Hoewel ik het hele plaatje nog helder voor me zie, vraag ik me toch ook vaak af of ik het me echt nog herinner of dat ik er voor mezelf een soort van filmpje van gemaakt heb, omdat ik het verhaal zo vaak heb horen vertellen.
Later woonden wij op de Kampweg, zo’n 100 meter van mijn oma. Ik heb als ongeveer 8-jarig meisje nog een duidelijke herinnering, die zich afspeelde rondom Sinterklaas. Mijn moeder, ik, ons Kaat en ons Nel, beiden nog peuters, liepen over de toen nog niet verharde Kampweg naar oma om daar de schoen uit te gaan halen. Het had flink gesneeuwd en de wereld was vlekkeloos wit. Die avond had ik bij oma in de schoen een heuse Barbiepop gekregen met een extra kledingsetje en accessoires. Natuurlijk wilden we meteen met onze nieuwe aanwinst spelen en ik deed mijn pop de prachtige kleine roze schoentjes aan. Wat was ik blij! Later heb ik voor die Barbie nog veel kleertjes gemaakt. Ik had dat dus allemaal moeten bewaren om de herinnering levend te houden.

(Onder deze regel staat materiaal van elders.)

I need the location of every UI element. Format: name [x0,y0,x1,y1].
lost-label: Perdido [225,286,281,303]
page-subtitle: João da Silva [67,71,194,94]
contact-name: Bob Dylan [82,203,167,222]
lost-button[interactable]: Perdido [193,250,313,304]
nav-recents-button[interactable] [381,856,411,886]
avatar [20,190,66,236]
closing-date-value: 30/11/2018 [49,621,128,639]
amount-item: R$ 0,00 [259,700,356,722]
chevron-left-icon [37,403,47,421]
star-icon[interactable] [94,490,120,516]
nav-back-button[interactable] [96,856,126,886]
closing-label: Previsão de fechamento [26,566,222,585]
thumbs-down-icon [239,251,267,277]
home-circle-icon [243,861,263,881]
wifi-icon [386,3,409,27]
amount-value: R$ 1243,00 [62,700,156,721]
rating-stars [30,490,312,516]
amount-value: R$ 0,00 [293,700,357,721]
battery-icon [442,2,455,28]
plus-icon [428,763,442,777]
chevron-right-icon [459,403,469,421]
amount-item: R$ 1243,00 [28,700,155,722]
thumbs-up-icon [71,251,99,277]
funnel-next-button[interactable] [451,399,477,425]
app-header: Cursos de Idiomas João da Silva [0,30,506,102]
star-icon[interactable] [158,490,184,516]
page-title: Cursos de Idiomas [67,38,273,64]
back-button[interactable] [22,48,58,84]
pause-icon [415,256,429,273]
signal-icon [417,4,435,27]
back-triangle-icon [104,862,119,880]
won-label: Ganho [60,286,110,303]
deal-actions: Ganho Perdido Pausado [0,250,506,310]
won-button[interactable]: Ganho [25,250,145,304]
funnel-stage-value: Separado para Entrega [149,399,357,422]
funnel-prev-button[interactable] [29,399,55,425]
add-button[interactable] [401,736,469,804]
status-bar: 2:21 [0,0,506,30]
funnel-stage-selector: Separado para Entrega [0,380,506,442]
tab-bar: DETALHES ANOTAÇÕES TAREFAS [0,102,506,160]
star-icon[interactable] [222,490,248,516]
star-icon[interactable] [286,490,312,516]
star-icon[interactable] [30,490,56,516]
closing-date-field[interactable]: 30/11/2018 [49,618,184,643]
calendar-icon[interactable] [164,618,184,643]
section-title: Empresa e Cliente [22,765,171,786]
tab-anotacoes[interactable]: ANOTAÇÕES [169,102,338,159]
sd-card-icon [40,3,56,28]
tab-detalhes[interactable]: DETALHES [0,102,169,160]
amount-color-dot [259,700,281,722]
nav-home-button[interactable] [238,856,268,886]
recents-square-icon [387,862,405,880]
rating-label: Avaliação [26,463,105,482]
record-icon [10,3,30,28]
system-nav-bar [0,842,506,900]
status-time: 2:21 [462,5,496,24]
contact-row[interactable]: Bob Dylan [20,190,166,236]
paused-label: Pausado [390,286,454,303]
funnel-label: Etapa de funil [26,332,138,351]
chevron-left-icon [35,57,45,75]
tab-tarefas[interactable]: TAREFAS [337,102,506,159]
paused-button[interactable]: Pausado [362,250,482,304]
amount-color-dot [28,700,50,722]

Bij thuiskomst bleek, dat ik buiten één van die mooie roze schoentjes had verloren. Mijn vader is nog gaan zoeken in de sneeuw, maar we moesten wachten totdat deze gesmolten zou zijn. Ook deze herinnering zie ik nog duidelijk voor me, maar wat ik toch echt niet meer weet is of ik het schoentje later nog terug gevonden heb of niet.
Tegenwoordig zorg ik, dat ik van elke reis een kleinigheidje als souvenir meeneem als aandenken aan die mooie vakantie. Regelmatig sta ik even voor de vitrinekast herinneringen op te halen aan o.a. Kenia, Mexico, Thailand, Ierland, Finland, Taiwan en recentelijk ook Japan.
Deze souvenirtjes blijven betrouwbaar en vervagen niet, zoals de herinneringen in mijn hoofd. Alhoewel... mijn vitrinekast begint al aardig vol te raken. Maar gelukkig vind ik altijd nog plek voor een nieuwe herinnering. Laten we hopen, dat er nog vele volgen.
Rest mij alleen nog de vraag: wat is jouw aller vroegste herinnering?